James Cameron is ready to put to “rest” the decades-long Titanic debate.

Since the debut of the director’s 1997 cult classic romance-drama, starring Leonardo DiCaprio and Kate Winslet as star-crossed lovers aboard the Titanic, fans have stubbornly argued that Jack’s (DiCaprio) death was preventable.

Near the end of the film, after the Titanic capsizes, Winslet’s Rose is left floating on a door while her lover Jack is seen hanging onto it in the water next to her, before eventually freezing to death.

In addition to Winslet and DiCaprio, who have previously addressed the controversial plot point, Cameron justified the movie’s ending in a 2017 interview, saying: “Had [Jack] lived, the ending of the film would have been meaningless.”

Now, “once and for all”, Cameron will shut down all the naysayers, with “scientific” proof.

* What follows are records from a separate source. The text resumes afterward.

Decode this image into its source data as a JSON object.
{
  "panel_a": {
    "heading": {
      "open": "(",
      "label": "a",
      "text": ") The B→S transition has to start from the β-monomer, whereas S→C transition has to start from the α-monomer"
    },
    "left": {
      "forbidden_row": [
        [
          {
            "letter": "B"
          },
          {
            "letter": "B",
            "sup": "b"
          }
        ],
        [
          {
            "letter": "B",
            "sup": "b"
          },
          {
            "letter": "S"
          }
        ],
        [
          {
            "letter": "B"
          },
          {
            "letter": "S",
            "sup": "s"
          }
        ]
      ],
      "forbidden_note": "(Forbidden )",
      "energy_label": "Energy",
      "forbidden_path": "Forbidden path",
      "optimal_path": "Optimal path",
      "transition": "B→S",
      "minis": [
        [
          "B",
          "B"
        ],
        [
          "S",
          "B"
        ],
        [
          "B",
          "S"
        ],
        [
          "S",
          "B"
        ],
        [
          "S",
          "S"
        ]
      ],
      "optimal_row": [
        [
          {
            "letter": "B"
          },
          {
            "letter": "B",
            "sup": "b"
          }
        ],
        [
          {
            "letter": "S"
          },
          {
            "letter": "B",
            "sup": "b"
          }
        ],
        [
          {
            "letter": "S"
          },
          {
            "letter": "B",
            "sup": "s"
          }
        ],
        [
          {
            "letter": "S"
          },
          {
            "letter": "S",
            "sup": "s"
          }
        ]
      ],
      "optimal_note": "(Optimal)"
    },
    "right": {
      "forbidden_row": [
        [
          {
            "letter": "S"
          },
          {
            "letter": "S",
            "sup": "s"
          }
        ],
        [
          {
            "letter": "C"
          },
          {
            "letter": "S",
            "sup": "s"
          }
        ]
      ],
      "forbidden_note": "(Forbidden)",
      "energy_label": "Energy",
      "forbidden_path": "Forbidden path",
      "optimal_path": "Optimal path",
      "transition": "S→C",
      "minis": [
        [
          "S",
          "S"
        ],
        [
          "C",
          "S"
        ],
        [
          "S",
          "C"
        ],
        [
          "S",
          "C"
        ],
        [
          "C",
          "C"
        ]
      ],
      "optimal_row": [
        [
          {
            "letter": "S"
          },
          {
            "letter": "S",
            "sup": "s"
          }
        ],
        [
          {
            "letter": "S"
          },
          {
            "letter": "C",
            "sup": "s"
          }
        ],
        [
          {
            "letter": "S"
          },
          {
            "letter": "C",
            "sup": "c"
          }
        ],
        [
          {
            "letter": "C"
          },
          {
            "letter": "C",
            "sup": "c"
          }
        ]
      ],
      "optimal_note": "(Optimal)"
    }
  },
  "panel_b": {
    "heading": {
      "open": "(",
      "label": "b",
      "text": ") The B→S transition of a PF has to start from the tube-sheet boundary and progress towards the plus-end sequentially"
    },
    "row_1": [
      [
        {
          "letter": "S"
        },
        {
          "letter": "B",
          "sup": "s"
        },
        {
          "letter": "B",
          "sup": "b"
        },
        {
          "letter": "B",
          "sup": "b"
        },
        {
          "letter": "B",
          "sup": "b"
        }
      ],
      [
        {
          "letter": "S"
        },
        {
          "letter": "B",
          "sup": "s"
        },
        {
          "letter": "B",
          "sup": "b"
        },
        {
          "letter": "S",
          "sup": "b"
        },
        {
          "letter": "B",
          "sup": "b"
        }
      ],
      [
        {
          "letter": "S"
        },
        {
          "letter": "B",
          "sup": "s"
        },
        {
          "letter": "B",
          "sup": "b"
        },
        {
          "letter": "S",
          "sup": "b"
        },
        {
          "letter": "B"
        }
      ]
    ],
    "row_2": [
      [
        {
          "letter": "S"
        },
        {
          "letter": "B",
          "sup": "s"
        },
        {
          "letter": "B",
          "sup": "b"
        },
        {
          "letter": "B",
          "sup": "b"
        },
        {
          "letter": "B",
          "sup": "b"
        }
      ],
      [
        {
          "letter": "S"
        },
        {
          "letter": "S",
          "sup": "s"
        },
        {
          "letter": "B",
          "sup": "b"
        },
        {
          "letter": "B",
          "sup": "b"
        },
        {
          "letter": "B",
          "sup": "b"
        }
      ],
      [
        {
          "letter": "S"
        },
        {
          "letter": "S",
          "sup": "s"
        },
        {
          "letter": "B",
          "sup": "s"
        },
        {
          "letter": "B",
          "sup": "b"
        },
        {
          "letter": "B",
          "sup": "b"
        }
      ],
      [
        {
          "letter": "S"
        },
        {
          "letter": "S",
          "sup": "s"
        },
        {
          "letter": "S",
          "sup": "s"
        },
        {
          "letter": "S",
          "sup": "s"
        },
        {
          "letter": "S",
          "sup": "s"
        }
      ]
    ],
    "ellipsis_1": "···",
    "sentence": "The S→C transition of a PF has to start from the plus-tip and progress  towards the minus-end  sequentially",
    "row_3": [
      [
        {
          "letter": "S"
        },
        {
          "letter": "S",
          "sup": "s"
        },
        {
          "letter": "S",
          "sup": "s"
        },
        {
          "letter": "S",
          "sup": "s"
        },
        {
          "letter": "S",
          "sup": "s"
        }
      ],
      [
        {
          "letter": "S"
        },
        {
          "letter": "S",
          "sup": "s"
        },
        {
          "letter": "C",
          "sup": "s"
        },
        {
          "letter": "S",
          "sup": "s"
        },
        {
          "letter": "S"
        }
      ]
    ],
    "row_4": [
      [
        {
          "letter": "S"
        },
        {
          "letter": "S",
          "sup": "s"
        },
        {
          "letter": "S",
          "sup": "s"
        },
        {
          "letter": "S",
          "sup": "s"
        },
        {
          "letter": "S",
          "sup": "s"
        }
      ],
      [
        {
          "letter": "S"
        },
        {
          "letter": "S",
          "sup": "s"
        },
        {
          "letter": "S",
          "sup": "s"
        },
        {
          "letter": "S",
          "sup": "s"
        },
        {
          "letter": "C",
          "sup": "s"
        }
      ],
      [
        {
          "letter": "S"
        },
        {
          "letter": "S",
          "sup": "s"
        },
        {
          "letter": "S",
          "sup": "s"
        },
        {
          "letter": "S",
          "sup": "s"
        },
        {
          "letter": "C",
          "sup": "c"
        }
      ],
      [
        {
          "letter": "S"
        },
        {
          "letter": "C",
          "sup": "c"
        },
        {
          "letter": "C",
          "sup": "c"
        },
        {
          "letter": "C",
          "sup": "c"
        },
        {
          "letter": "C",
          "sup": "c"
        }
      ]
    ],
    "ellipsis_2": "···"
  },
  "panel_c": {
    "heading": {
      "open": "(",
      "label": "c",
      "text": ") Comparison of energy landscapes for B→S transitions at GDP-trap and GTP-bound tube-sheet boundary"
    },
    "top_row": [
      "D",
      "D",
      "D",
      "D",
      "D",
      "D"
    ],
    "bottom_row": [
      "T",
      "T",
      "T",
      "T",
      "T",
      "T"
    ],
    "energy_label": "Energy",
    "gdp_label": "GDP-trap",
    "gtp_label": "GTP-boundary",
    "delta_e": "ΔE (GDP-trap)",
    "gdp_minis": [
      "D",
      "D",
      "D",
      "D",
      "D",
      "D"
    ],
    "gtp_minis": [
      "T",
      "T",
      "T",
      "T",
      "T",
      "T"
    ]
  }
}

Speaking with the Toronto Sun, while promoting his highly anticipated movie, Avatar: The Way of Water, Cameron revealed: “We have since done a thorough forensic analysis with a hypothermia expert reproducing the raft from the movie.”

The process of which (along with the results) will be released in a National Geographic February special, in tandem with the traditional Valentine’s Day cinematic re-release of Titanic.

Leonardo DiCaprio and Kate Winslet in ‘Titanic' (Paramount)

“We took two stunt people that were the exact body mass of Kate and Leo,” Cameron explained of the process, “and we put sensors all over them and inside them, and we put them in ice water, and we tested to see whether they could have survived by this method or that method.”

“And the answer was that there was no way they could both survive, only one could survive,” he shared.

“So we actually did a scientific study to put this whole thing to rest and drive a stake through its heart once and for all.”